I am currently reading (slowly, along the way) James W. Thompson’s new book, Pastoral Ministry According to Paul (Baker, 2006). I have a hunch that I will see things a bit differently than Thompson, but as far as diagnosing the problem I think he is ‘spot on.’ Here are some key quotes from his first chapter where he details the shifting ideas on what a pastor is supposed to be and the lack of theological basis to these ideas.

“Congregations continue to assume that the minister will maintain the traditional roles of marrying and burying, but they believe that the ultimate goal of the minister is to take the congregation to a new level of growth. The minister must be both an effective communicator and an administrator. In a competitive religious marketplace, the task of the minister is to ensure that the congregation maintains its place among religious consumers. Often search committees no longer look for someone who conforms to one of these models. Instead they seek someone who is a combination of, for instance, Jay Leno, Lee Iacocca, and Dr. Phil.

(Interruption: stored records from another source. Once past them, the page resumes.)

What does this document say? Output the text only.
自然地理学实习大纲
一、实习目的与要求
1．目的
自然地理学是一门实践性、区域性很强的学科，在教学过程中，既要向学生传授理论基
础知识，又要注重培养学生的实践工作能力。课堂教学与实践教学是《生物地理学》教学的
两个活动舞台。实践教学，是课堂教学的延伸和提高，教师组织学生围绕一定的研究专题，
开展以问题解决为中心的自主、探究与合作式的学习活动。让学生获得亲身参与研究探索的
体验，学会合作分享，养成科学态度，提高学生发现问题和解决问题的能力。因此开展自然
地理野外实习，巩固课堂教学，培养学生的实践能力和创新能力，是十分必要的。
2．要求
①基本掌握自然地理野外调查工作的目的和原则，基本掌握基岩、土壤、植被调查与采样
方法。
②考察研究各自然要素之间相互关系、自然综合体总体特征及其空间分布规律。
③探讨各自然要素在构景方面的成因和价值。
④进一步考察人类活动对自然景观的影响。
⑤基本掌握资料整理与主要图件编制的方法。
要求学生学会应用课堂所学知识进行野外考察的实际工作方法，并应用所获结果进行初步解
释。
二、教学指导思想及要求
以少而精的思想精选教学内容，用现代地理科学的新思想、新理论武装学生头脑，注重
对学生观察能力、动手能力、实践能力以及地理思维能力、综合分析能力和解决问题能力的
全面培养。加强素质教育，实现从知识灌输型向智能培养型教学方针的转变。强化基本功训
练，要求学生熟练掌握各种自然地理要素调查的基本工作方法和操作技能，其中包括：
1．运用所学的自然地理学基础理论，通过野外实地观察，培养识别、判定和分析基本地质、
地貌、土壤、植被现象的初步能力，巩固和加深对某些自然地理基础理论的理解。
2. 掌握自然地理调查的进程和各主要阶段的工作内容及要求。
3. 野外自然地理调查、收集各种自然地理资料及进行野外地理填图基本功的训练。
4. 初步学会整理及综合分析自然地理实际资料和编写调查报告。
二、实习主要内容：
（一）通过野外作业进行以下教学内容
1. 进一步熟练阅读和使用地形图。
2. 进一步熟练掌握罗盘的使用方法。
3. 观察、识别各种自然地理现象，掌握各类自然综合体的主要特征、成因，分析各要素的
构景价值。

These often unstated assumptions indicate that the missing dimension in the conversation about ministry is a theologically coherent understanding of the purpose of ministry that incorporates the numerous roles of the minister.” (9)

“Without a theological foundation, the minister too easily becomes the one who ensures the church’s competitive edge in the marketplace of consumer religion.

Despite the pressures that often come from the church and society to define the minister’s role in pragmatic terms as the maintenance and growth of the institution, the answer to the question of ministerial identity . . . is a theological one.” (11)
I also really appreciate his approach to an answer. What he describes here is exactly what I have attempted in my Pastoral Ministry course. Thompson writes:
“Others have challenged us to renew this theological dimension by returning to the classical texts concerning ministry. Although engagement with the classical texts is a valuable exercise, I propose that we consider going beyond these ancient texts to a reconsideration of the significance of Pauline theology for defining the goals of ministry.” (11)


Wayne said...

Thank you for these quotes, in addition to your other postings on what pastoral ministry is.

Anonymous said...

I take it that the "ancient texts" mentioned are not the Biblical texts - correct?

Ray Van Neste said...

Yes, by classical texts he is referring to the key writings on pastoral ministry in the history of the church after Scripture.
What I have sought to do in my pastoral minstry class is to focus on key biblical texts while also having the students read some classic books on pastoral ministry starting with Gregory's Pastoral Care.

fain3rd said...


I was researching the book and author and came across your blog--imagine the providence of that!

I am using this book, and your previously unpublished work on pastoral ministry, for my dissertation.

I can sense a trip to Union in my future.

Thank you for your tireless service to the Kingdom.

Ray Van Neste said...

Great to hear from you Jim! Let me know your current email.
This is a good book. I did a more complete review in SBJT.
I am very interested to hear about your dissertation.